I have two tables
df1 = pd.DataFrame([{'a': 1}, {'a': 2}, {'a': 8}])
df1['b'] = ""
df2 = pd.DataFrame([{'e': [1,2,3], 'f': 1},{'e': [4,5,6], 'f': 2},{'e': [7,8,9], 'f': 3}])
e f
I would like to insert a value into df1['b'] from df2['f'] based on the condition that value in df['a'] is somewhere in df2['e']
Mostly I would use apply/map
df1['a'].apply(lambda x: function)
I can get the specific value I need
df2['f'].loc[df2['e'].apply(lambda y: value_to_look_for in y)].item()
but when I put it together
df1['a'].apply(lambda x: (df2['f'].loc[df2['e'].map(lambda y:x in y)].item()))
I'm getting an error "ValueError: can only convert an array of size 1 to a Python scalar"

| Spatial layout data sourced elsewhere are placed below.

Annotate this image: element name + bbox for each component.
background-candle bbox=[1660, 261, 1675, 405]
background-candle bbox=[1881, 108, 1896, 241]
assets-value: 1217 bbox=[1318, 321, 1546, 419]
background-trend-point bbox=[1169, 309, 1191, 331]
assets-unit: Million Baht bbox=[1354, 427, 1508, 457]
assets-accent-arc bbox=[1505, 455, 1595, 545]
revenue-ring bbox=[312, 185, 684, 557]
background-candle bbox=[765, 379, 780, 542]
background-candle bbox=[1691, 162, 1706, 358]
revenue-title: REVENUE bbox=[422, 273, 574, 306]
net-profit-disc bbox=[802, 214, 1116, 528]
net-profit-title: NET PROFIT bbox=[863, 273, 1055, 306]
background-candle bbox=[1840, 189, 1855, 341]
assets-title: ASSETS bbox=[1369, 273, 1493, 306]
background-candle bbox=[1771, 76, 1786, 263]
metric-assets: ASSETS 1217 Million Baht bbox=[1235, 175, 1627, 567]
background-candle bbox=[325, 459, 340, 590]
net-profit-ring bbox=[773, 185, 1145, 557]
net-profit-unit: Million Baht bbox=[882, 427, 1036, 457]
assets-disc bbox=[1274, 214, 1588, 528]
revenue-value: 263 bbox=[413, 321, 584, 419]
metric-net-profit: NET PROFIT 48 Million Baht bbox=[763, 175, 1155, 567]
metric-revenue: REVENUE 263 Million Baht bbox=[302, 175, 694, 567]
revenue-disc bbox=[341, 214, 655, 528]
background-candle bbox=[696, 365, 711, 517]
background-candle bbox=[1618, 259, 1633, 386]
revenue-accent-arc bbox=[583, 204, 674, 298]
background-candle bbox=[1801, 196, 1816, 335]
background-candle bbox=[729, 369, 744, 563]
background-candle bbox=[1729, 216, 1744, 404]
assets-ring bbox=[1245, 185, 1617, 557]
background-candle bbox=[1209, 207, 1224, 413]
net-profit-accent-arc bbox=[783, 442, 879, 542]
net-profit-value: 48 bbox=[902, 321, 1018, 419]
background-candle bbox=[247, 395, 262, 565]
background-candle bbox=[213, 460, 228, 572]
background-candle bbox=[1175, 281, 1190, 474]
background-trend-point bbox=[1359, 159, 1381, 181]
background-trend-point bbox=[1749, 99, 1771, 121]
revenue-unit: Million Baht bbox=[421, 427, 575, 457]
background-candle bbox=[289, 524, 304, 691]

Can I ask for a solution, what am I missing?
I would explode
, create a mapping Series, and map
:
df1['b'] = df1['a'].map(df2.explode('e').set_index('e')['f'])
Output:
a b
0 1 1
1 2 1
2 8 3
Intermediate mapping Series:
df2.explode('e').set_index('e')['f']
e
1 1
2 1
3 1
4 2
5 2
6 2
7 3
8 3
9 3
Name: f, dtype: int64